Amancay dio un beso a Rodrigo y a su tía y salió del salón.
Sabedor de lo que pasaba por la mente de Leonor, Rodrigo le dirigió una mirada de aliento, pues las palabras sobraban, y se despidió de ella.
6
Los días y los meses fueron pasando, con el goteo inexorable que el tiempo marca, sin permitirse error alguno, llegando al inicio del verano de 1974.
Rodrigo estaba en la sede social de la empresa. Había finalizado una conversación telefónica con don Eduardo Blasco, un propietario de extensos viñedos en Toro. Había precedido un fluido intercambio epistolar entre ambos, iniciado por don Eduardo, quien se había interesado por la compañía y por las posibilidades de una posible colaboración empresarial con la suya, cuya razón social era Bodegas Blasco, S.A.

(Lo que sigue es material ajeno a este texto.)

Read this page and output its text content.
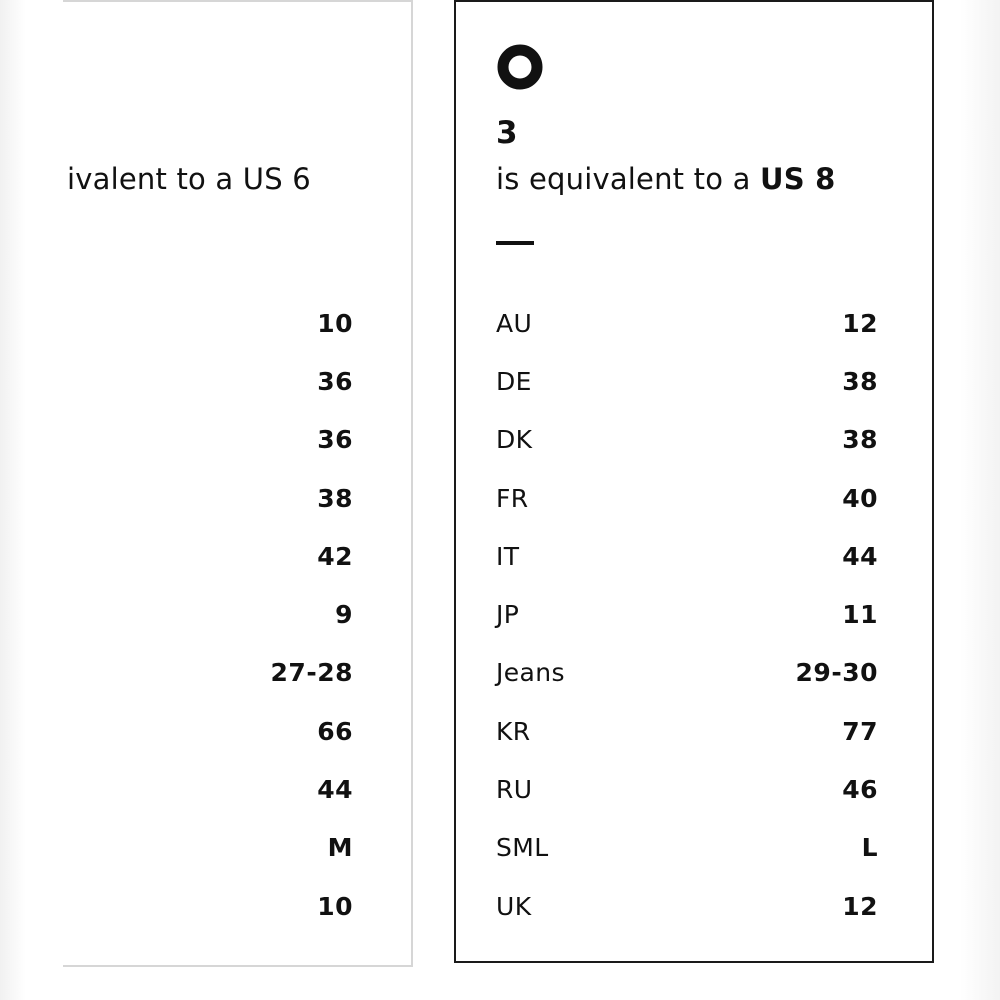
ivalent to a US 6
10
36
36
38
42
9
27-28
66
44
M
10
3
is equivalent to a US 8
AU	12
DE	38
DK	38
FR	40
IT	44
JP	11
Jeans	29-30
KR	77
RU	46
SML	L
UK	12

Estaba pensando en todo ello cuando el jefe de administración pidió permiso para entrar en su despacho.
―Pase. Pase ―le instó Rodrigo.
―Buenos días, señor Fernández.
―Buenos días, señor Navarro.
―Traigo el resultado del informe contable concerniente al negocio de don Eduardo, que usted nos ha encomendado.
―Dígame, pues.
―En síntesis, es una empresa saneada. Aunque cierto es que carece de tesorería suficiente para emprender las reformas que en ella pretenden. No les queda más remedio que acudir a un aumento de su capital social.
―En eso están, señor Navarro. El propio don Eduardo me ha ofrecido que sea nuestra compañía la que suscriba tal incremento del capital que, de efectuarse, ostentaríamos la titularidad del cuarenta por ciento del mismo.
―Pues financieramente hablando es una cifra que podría ser suficiente, partiendo de los antecedentes contables y documentales que obran en nuestro poder.